José Paulo Paes – A Casa

Vendam logo esta casa, ela está cheia de fantasmas.

Na livraria, há um avô que faz cartões de boas-festas com
corações de purpurina.

Na tipografia, um tio que imprime avisos fúnebres e programas
de circo.

Na sala de visitas, um pai que lê romances policiais até o fim
dos tempos.

No quarto, uma mãe que está sempre parindo a última filha.

Na sala de jantar, uma tia que lustra cuidadosamente o seu
próprio caixão.

Na copa, uma prima que passa a ferro todas as mortalhas
da família.

Na cozinha, uma avó que conta noite e dia histórias do
outro mundo.

No quintal, um preto velho que morreu na Guerra do Paraguai
rachando lenha.

E no telhado um menino medroso que espia todos eles; só que
está vivo: trouxe-o até ali o pássaro dos sonhos.

Deixem o menino dormir, mas vendam a casa, vendam-na
depressa.

Antes que ele acorde e se descubra também morto.

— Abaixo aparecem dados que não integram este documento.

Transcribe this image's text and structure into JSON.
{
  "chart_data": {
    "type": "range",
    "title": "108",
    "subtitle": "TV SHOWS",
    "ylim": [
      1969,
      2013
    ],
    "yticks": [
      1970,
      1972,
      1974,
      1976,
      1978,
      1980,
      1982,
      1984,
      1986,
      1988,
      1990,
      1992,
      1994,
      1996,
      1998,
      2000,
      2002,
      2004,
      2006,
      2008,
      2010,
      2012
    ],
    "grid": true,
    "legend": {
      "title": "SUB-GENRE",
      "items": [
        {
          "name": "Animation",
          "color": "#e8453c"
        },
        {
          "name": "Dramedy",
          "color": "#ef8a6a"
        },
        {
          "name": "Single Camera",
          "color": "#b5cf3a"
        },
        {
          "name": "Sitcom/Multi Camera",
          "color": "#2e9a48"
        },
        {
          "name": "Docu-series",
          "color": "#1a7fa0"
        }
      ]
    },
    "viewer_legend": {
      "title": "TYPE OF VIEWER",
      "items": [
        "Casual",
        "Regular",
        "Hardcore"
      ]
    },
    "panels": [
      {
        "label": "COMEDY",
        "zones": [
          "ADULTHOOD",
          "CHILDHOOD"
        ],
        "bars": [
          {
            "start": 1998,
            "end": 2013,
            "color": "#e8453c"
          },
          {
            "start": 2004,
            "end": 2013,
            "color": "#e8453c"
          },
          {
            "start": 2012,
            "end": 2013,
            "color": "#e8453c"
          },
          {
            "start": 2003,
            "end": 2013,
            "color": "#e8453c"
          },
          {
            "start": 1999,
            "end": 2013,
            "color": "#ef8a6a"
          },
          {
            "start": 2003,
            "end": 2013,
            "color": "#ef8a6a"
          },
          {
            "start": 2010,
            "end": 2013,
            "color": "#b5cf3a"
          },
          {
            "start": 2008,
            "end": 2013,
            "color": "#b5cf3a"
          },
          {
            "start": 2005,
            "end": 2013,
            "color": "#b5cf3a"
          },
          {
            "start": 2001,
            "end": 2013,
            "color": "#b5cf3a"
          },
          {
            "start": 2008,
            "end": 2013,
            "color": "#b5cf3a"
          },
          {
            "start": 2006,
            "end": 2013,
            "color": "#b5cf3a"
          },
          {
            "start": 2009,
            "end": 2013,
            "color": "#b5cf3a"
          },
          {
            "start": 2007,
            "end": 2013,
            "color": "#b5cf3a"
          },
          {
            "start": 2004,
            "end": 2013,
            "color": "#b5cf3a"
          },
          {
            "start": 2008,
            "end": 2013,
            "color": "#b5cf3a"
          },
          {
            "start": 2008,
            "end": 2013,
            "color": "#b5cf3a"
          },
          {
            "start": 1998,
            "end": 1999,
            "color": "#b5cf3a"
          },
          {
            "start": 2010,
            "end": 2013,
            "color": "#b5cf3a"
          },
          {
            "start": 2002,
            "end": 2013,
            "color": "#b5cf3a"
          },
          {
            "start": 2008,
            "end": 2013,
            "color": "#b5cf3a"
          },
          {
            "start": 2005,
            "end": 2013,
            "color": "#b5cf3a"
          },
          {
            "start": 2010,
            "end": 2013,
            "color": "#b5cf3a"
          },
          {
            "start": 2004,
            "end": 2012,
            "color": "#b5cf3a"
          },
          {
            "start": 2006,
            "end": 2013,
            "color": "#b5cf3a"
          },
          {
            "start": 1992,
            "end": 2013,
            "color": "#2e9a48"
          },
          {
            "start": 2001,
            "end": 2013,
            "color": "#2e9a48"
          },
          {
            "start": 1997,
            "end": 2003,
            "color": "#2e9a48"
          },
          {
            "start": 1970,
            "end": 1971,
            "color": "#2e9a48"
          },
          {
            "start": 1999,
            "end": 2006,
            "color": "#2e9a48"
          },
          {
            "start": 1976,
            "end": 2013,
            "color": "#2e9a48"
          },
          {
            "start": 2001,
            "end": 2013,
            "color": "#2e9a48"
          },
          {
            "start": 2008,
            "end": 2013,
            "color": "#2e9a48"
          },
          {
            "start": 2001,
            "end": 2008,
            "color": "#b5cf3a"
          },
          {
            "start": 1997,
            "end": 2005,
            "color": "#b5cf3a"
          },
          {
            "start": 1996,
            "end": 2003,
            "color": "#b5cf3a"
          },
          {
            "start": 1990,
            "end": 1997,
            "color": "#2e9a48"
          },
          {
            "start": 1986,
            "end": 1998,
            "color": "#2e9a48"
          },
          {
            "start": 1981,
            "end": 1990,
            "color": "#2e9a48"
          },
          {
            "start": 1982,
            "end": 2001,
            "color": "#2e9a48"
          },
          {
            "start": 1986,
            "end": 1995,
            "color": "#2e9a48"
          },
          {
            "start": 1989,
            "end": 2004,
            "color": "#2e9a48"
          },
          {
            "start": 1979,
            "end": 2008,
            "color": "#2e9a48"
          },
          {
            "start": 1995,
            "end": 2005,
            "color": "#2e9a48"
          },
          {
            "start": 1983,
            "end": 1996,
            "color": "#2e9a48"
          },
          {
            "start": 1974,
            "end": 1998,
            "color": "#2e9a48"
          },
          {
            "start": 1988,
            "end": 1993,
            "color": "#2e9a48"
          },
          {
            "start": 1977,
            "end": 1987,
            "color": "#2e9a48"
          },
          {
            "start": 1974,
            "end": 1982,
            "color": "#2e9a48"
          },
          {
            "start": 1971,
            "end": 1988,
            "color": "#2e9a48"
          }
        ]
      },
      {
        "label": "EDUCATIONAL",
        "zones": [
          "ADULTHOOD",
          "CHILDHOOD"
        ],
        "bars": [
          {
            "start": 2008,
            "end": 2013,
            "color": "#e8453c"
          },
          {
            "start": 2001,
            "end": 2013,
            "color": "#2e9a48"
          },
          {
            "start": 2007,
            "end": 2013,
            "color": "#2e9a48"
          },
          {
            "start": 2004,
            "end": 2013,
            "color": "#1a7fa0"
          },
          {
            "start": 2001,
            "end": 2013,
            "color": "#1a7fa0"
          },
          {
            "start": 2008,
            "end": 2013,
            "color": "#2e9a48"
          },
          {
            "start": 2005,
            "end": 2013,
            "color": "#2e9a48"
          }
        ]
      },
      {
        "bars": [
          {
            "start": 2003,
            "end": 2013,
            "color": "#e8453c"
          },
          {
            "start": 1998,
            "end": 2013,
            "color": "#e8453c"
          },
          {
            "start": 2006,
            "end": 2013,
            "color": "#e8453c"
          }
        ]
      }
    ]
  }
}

José Paulo Paes – Revisitação

Cidade, por que me persegues?

Com os dedos sangrando
já não cavei em teu chão
os sete palmos regulamentares
para enterrar meus mortos?
Não ficamos quites desde então?

Por que insistes
em acender toda noite
as luzes de tuas vitrinas
com as mercadorias do sonho
a tão bom preço?

Não é mais tempo de comprar.
Logo será tempo de viajar
para não se sabe onde.
Sabe-se apenas que é preciso ir
de mãos vazias.

Em vão alongas tuas ruas
como nos dias de infância,
com a feérica promessa
de uma aventura a cada esquina.
Já não as tive todas?

Em vão os conhecidos me saúdam
do outro lado do vidro,
desse umbral onde a voz
se detém interdita
entre o que é e o que foi.

Cidade, por que me persegues?
Ainda que eu pegasse
o mesmo velho trem,
ele não me levaria
a ti, que não és mais.

As cidades, sabemos,
são no tempo, não no espaço,
e delas nos perdemos
a cada longo esquecimento
de nós mesmos.

Se já não és e nem eu posso
ser mais em ti, então que ao menos
através do vidro
através do sonho
um menino e sua cidade saibam-se afinal

intemporais, absolutos.

Ivan Junqueira – Morrer

Pois morrer é apenas isto:
cerrar os olhos vazios
e esquecer o que foi visto;

é não supor-se infinito,
mas antes fáustico e ambíguo,
jogral entre a história e o mito;

é despedir-se em surdina,
sem epitáfio melífluo
ou testamento sovina;

é talvez como despir
o que em vida não vestia
e agora é inútil vestir;

é nada deixar aqui:
memória, pecúlio, estirpe,
sequer um traço de si;

é findar-se como um círio
em cuja luz tudo expira
sem êxtase nem martírio.

Ivan Junqueira – Esse Punhado de Ossos

Esse punhado de ossos que, na areia,
alveja e estala à luz do sol a pino
moveu-se outrora, esguio e bailarino,
como se move o sangue numa veia.

Moveu-se em vão, talvez, porque o destino
lhe foi hostil e, astuto, em sua teia
bebeu-lhe o vinho e devorou-lhe à ceia
o que havia de raro e de mais fino.

Foram damas tais ossos, foram reis,
e príncipes e bispos e donzelas,
mas de todos a morte apenas fez
a tábua rasa do asco e das mazelas.

E ali, na areia anônima, eles moram.
Ninguém os escuta. Os ossos não choram.